Treating Federal probationers with naltrexone was studied by the Dr. O'Brien's group at University of Pennsylvania. Results suggested that naltrexone treatment reduced the re- incarceration rate by 50% (Cornish).


Proposals made to enhance the effectiveness and expand the use of naltrexone in treating heroin addiction included the following:

  1. In order to achieve a opioid free state required to start naltrexone, the detoxification procedure needs to be tailored to assist transition to naltrexone treatment.
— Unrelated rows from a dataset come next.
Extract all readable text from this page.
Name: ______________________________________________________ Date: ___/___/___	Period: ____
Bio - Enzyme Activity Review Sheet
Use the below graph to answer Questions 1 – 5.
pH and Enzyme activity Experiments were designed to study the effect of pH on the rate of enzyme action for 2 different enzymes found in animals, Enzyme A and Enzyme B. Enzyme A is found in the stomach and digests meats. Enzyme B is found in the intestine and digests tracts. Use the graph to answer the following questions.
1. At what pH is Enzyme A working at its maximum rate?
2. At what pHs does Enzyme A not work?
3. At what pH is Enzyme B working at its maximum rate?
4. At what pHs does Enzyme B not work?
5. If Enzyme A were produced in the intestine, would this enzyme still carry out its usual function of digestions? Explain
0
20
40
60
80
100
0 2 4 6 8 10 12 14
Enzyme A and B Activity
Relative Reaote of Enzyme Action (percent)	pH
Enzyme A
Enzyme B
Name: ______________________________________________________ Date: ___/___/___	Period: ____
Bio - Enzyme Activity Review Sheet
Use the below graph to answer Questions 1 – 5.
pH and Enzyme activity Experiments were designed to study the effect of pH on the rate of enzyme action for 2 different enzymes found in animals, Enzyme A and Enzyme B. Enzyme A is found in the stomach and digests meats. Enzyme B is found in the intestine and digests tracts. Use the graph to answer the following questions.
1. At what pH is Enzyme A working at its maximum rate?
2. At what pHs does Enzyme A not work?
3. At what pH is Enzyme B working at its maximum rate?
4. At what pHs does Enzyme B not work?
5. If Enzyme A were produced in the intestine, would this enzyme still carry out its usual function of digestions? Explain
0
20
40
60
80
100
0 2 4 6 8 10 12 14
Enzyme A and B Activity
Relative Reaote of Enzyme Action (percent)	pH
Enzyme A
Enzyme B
  2. To improve medication compliance: Develop long acting delivery system, such as depot formulation of naltrexone which lasts for up to 30 days to minimize patient decision making; Coadminister naltrexone with SSRIs or other antidepressant; Add special motivation enhancing behavioral or psychosocial adjuncts.
  3. To expand the use of naltrexone in treatment: Use in special patient populations with high external motivation to remain drug free such as impaired professionals, drug-experimenting adolescents, parolees, probationers, work-release participants. etc.
  4. To improve the treatment effectiveness of naltrexone: Educate and train treatment practioners the correct and effective way of using naltrexone in treating opioids addicted patients.